I haven't found many books where you can get a personal study, an examination of gender roles, a feminist critique, and a pretty hardcore post-colonialist viewpoint, all rolled up in less than 200 pages. Edna Pontellier wants be treated like a person, complete with individual rights, dreams, and ambitions. Unfortunately, she's a wife and mother in Creole-dominated New Orleans during the late 1800's, where she is a novelty at best and property of her husband the rest of the time. She decides to be a person anyway. Shit goes down. I'm not going to say anything else about the plot, because it's short and you should read it.

 

I've encountered numerous people, particularly in academia, who've said flat out that they don't like this book. That's okay, I'm glad they read it. I'll admit the first time I read it was difficult, and I greatly disliked the ending because it went against much of my personal philosophy. But then I read it again, this time to better understand what was in front of me, and tried to put aside my prejudices. Each reading since has been easier and more interesting.

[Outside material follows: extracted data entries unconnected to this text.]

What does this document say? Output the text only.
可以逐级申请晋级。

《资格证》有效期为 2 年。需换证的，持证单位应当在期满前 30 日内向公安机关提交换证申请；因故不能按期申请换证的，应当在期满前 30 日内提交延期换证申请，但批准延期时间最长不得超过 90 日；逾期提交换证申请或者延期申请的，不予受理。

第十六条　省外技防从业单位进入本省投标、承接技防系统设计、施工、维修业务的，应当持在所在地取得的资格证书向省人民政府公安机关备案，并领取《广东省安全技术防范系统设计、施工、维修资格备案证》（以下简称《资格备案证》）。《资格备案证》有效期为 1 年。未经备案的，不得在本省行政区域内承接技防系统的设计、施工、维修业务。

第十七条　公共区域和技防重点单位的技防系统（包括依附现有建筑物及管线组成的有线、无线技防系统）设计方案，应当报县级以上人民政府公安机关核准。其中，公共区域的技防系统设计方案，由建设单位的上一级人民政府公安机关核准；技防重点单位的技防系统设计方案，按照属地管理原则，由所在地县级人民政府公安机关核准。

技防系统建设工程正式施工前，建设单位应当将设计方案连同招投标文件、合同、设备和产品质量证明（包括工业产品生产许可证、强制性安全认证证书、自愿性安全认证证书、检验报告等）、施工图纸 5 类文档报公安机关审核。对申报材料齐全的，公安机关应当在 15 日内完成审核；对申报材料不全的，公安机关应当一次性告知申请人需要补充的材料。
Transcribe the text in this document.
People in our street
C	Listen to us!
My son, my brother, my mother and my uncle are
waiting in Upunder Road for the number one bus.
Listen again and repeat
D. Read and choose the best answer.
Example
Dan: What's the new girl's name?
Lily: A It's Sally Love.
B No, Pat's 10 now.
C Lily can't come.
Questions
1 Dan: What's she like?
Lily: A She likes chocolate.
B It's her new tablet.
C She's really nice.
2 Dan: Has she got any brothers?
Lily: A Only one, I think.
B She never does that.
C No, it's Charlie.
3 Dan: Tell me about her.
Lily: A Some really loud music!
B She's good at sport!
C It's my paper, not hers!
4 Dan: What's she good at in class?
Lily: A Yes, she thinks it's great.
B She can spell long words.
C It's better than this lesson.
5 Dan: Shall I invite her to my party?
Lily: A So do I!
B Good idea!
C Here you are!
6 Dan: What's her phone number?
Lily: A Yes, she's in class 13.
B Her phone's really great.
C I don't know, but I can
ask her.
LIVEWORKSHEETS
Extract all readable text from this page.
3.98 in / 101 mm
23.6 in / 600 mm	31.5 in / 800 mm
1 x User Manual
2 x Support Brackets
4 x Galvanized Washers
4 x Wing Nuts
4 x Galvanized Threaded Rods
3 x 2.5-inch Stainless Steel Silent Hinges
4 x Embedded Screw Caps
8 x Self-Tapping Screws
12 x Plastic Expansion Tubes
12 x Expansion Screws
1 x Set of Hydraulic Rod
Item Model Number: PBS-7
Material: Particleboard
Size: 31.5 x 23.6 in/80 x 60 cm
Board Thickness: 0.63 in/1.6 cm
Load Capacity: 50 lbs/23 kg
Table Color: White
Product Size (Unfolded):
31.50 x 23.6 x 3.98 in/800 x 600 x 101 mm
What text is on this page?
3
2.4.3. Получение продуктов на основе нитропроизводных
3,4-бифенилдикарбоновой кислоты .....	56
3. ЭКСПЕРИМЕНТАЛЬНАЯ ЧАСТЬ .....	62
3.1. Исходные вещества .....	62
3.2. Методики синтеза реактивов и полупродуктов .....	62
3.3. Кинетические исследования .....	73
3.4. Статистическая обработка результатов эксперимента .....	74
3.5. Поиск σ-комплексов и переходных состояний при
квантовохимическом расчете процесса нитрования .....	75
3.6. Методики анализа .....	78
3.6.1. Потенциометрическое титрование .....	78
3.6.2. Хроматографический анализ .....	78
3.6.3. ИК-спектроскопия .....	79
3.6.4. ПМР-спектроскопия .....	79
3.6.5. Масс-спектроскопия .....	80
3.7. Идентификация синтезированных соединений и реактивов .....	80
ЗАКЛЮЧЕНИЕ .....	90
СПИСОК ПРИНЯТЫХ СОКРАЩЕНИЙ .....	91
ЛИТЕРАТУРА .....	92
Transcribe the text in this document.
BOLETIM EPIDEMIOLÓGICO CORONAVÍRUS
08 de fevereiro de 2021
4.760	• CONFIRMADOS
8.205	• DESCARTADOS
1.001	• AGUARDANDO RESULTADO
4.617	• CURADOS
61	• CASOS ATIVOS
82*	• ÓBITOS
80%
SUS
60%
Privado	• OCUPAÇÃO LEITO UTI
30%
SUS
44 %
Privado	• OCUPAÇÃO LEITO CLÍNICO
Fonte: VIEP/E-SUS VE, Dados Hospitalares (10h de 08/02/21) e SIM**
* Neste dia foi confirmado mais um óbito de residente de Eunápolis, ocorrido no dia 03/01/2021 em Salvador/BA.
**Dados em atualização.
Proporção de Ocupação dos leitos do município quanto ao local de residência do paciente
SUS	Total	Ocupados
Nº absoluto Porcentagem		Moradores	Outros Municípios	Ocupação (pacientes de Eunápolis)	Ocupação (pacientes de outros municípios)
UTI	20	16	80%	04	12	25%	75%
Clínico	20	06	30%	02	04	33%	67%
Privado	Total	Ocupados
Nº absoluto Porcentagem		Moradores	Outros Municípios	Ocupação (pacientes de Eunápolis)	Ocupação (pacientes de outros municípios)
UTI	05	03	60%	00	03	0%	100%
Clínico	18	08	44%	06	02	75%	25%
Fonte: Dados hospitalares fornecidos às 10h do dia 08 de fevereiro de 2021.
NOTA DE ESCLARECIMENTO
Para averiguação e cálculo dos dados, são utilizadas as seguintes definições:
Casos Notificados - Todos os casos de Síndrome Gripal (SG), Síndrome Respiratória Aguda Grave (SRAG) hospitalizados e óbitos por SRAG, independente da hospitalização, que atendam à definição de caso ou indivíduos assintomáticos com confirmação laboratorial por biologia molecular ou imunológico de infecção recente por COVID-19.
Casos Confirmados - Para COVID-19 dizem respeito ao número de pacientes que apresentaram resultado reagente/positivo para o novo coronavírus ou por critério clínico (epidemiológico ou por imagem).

What I will say is that the tragedy of Chopin's work is not that her characters are denied individuality by an unjust system, but that the entire work is still judged by that system. Every time someone says, "I don't see why Edna couldn't just be happy with her awesome life, she must just have been spoiled," I want to respond with, "No one else in the story understood why, either. Perhaps that means that we still have a problem, hmm?"

 

That's the scary thing about The Awakening: it is still relevant. For every time someone is cast into an inescapable role by their gender, race, sexuality, or social class, there are still those who say they don't understand what the big deal is. After all, why not accept what life hands us and be content? Because we're human. Chopin's Edna cannot accept being either novelty or property. She longs to be alive.